Italian Marriage Proposal Soup/ Frankie’s Champion Stew

1 cup dry lentils (prepare with 3 cups water or brewed tea plus 1 piece Kombu)
2 cups chopped carrots
6 stalks celery,
chopped (including leaves)
1 cup small diced potatoes
1 (16oz) bag frozen corn
1 (16oz) bag frozen green beans
1 yellow onion,
chopped
1 Tablespoon Tamari or Bragg’s Liquid Amino Acids
2 Bay leaves
1 bunch fresh parsley,
chopped
Plus whatever fresh herbs you wish to use up. I also included fresh dill & sage in my soup.
1 Tablespoon dried oregano
1 teaspoon ground thyme

1 teaspoon marjoram
32 ounce Box organic vegetable broth
28 ounce can organic diced tomatoes

Prepare the lentils by rinsing them in a sieve first. Add lentils and water to a medium size sauce pot. Cover with a lid. Bring to a boil and reduce to simmer. Keep covered. Cook on low to avoid bubbling over.

While lentils are cooking, wash and chop the vegetables. Place each chopped vegetable into individual bowls.

Heat one cup of broth in a skillet that is at least eleven inches round by three inches deep. Add the onion and heat until fragrant, stirring constantly. Add the potatoes, carrots, celery and more water as needed. Cover with a lid and steam sauté for about 10 minutes.

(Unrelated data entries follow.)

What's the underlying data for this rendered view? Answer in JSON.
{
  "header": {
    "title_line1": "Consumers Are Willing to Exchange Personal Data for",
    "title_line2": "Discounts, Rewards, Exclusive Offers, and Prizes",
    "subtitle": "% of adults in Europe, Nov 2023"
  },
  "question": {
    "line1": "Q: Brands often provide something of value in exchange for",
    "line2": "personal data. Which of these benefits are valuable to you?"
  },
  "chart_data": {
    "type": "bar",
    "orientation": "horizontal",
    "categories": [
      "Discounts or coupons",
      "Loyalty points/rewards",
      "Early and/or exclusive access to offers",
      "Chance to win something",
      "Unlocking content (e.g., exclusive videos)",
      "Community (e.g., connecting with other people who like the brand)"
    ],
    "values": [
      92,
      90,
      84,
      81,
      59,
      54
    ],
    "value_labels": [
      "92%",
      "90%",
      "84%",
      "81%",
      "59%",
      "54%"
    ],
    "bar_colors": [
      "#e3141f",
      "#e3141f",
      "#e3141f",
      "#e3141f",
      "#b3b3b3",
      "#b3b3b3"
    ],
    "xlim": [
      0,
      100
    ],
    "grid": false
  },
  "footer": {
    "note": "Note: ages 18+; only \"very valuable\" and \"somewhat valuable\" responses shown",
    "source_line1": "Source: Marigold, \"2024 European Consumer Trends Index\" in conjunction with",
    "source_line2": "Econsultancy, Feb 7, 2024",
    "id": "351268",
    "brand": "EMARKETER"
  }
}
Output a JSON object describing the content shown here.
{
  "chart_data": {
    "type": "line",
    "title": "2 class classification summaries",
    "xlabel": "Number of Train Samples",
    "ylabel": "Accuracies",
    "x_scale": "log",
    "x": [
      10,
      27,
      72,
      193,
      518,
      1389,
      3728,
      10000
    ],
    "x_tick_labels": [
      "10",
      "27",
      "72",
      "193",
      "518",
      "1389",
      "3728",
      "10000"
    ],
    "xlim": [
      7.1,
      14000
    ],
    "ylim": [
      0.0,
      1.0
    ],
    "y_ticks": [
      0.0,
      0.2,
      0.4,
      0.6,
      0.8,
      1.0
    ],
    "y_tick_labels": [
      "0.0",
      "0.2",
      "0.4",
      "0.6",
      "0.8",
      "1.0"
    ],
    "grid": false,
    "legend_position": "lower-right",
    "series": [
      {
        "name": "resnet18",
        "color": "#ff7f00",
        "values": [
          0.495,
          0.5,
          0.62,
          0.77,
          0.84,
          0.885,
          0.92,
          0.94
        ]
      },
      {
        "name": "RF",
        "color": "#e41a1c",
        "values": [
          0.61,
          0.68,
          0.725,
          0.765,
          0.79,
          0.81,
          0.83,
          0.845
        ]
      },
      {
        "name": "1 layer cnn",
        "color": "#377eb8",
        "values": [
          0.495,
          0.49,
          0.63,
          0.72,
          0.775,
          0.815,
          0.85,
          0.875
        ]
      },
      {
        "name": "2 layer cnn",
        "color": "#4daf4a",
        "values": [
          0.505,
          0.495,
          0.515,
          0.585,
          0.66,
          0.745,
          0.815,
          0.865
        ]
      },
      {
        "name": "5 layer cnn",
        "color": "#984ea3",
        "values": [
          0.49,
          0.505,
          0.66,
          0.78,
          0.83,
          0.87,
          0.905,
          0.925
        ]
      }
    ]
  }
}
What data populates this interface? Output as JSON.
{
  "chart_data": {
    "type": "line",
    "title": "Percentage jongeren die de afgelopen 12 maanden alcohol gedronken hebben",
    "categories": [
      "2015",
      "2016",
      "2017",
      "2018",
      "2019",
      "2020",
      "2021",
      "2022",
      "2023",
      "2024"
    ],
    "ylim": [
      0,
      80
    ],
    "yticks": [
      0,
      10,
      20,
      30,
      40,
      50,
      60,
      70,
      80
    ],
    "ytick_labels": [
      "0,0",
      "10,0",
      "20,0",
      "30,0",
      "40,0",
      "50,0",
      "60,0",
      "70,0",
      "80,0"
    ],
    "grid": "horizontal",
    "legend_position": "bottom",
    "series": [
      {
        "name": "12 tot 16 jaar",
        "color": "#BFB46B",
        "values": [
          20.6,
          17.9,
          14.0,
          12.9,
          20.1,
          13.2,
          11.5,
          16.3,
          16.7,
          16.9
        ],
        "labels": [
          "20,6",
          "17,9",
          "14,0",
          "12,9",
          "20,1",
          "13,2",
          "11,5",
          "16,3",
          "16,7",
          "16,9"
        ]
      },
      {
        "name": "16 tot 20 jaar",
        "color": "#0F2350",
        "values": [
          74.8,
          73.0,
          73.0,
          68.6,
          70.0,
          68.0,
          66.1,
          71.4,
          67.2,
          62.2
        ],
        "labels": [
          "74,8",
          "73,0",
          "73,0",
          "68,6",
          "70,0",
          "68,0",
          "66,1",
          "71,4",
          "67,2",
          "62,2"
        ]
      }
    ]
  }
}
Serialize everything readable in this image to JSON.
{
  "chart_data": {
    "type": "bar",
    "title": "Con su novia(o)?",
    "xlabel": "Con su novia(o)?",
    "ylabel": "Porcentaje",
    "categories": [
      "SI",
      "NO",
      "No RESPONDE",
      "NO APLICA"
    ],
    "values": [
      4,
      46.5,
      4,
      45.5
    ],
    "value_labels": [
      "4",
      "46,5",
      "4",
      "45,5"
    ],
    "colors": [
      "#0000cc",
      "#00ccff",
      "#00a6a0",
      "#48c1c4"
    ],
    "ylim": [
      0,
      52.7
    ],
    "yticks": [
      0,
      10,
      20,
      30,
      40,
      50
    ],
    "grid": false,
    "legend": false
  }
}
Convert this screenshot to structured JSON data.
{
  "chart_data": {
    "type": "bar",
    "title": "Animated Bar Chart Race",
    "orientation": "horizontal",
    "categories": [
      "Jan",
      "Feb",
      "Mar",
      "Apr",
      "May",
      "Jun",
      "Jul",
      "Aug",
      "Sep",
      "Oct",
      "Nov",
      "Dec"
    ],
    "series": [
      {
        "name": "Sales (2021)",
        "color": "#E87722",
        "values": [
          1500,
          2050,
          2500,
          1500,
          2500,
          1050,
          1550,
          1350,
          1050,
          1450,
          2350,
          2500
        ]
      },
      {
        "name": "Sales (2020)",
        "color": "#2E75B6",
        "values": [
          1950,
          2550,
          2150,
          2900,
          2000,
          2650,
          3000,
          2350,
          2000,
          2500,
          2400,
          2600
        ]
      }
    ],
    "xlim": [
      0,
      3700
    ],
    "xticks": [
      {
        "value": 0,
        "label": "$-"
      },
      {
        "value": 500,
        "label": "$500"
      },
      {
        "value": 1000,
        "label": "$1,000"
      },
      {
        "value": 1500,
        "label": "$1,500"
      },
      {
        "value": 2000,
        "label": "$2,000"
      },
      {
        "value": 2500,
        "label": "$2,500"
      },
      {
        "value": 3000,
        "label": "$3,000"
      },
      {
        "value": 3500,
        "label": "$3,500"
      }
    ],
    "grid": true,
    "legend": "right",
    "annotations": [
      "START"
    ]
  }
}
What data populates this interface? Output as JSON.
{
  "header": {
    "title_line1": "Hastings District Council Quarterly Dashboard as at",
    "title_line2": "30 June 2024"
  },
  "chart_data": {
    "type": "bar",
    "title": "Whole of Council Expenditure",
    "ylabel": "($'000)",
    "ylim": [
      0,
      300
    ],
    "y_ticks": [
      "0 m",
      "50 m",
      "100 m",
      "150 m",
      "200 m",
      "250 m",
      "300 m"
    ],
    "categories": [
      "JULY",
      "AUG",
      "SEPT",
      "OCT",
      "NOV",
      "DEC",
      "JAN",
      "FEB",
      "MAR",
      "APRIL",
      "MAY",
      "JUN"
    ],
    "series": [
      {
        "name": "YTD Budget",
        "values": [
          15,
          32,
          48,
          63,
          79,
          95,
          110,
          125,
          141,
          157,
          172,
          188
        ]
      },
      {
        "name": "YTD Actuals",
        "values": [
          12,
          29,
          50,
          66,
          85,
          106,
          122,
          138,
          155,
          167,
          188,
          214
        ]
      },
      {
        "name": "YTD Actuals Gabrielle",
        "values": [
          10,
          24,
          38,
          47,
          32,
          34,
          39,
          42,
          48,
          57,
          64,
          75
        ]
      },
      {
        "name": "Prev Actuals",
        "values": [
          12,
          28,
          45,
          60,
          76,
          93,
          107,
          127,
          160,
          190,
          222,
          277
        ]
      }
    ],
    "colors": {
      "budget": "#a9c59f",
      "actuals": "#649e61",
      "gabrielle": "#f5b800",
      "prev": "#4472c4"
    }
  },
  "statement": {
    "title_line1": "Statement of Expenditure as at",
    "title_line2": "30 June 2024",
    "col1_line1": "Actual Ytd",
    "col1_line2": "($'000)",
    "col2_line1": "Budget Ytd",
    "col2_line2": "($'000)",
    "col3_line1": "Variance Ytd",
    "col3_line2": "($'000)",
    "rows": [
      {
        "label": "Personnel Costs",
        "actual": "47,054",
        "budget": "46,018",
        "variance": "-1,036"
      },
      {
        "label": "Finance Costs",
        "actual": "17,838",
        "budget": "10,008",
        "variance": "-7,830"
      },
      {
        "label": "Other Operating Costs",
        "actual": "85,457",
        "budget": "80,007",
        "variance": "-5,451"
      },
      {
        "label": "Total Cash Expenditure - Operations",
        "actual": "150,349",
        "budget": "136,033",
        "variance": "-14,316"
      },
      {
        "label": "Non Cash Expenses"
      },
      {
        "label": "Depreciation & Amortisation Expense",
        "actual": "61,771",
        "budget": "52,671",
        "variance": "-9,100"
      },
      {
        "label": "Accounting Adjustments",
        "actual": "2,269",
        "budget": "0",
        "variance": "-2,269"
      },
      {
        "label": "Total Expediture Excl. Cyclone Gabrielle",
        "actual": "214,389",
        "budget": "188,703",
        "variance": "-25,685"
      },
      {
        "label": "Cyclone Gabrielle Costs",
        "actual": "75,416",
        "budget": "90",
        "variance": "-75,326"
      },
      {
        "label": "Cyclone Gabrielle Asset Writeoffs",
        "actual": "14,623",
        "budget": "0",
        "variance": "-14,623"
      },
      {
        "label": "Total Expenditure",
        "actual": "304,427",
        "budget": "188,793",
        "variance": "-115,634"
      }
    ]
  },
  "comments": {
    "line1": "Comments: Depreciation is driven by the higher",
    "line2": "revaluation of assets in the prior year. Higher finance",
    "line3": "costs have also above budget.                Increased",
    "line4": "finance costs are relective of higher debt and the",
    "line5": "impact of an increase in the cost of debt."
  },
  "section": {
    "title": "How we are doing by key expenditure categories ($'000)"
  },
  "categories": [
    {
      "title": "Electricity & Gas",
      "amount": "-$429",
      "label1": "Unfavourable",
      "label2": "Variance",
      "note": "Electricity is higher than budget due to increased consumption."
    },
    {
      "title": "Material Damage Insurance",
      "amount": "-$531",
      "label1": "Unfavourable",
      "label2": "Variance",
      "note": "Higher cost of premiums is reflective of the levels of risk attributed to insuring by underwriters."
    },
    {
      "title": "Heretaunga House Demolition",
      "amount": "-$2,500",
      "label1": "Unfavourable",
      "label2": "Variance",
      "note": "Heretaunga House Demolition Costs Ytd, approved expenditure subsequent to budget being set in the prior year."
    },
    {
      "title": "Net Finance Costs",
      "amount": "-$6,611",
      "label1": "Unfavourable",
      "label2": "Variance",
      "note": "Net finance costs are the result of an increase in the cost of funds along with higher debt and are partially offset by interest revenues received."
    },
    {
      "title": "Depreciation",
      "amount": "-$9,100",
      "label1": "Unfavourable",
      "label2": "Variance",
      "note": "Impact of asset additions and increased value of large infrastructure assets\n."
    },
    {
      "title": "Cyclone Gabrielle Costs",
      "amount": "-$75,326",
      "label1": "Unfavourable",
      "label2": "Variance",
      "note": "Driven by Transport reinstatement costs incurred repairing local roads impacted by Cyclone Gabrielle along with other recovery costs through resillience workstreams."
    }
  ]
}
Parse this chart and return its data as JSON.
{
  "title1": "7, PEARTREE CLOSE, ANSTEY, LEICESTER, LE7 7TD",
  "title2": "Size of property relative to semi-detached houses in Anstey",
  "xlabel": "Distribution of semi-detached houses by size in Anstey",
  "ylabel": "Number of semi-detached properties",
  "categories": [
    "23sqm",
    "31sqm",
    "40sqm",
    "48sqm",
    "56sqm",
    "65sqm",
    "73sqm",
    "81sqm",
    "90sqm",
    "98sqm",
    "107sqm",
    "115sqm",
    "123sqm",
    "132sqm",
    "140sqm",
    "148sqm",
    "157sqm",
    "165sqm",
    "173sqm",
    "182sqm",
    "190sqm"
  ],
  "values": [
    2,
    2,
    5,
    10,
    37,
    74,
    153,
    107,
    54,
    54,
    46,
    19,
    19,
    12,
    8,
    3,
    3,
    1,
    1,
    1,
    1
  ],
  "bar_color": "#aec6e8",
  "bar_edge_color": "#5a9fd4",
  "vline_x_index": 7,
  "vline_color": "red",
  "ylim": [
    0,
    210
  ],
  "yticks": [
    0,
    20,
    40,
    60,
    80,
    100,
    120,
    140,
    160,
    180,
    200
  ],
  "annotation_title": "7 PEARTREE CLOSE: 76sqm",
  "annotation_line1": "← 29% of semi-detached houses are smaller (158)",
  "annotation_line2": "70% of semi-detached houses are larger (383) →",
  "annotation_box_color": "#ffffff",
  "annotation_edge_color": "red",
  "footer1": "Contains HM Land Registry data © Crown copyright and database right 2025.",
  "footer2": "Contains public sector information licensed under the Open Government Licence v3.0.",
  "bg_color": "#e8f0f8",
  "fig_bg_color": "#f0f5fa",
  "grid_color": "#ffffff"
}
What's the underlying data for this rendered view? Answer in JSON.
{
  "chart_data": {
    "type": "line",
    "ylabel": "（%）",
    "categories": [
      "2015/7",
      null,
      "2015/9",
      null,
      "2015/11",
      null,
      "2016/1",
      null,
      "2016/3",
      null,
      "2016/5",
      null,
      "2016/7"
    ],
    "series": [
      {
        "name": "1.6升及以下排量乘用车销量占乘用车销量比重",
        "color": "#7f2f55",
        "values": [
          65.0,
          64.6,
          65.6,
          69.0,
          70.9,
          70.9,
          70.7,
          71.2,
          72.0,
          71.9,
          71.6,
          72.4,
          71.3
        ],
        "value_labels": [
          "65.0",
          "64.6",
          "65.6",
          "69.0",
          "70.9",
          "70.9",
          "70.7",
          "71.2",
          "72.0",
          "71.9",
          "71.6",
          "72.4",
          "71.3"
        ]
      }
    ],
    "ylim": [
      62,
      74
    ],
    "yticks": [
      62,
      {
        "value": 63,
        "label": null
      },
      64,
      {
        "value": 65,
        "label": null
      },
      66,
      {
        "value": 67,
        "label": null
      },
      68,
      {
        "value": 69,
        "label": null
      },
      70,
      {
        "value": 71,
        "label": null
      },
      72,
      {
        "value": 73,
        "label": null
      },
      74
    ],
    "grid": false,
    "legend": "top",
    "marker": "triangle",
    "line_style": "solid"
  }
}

Add the Tamari, the bay leaves and the dry herbs. Stir to blend flavors. Add the corn and green beans and stir. Add half of the vegetable broth, replace the lid and allow to steam sauté for 10 minutes. Add more liquid as needed to prevent ingredients from sticking.

Add the tomatoes to the sauté pan with the other ingredients. Add the rest of the broth and simmer. Allow the soup to simmer on low heat for about 30 more minutes. Stir every 10 minutes.

When the soup is done, be sure to taste it and add more seasonings or liquid as needed.

When the lentils are done, remove from heat. Remove the Kombu and cut into pieces. Add chopped Kombu to lentils. Store lentils in a separate container in the refrigerator. Label and date and use within 5 days. Add to soup and other dishes as needed.

Cool the soup in a large bowl placed in an ice bath in the sink. Soup should cool to 70 degrees within the hour. Ladle soup into storage containers and refrigerate within two hours. Label and date and freeze any portion you feel you may not use within 5 days.

Soup makes a great meal for breakfast, lunch or dinner or a snack. Pair with a green salad plus protein for a simple yet filling meal. To take to work, ready-to-eat, heat soup in the morning, place in 16 ounce thermos and eat within five hours.

Per serving: 1 cup, 90 calories, 1g fat, 15g Carbs, 4g Fiber, 5g Protein, 90% DV Vitamin A, 15% Vitamin C, 18% Folate and greater than 10% of the DV for every Vitamin & mineral except for B12. Add 1 Tbsp Nutritional Yeast Flakes for a Vegetarian source of B12.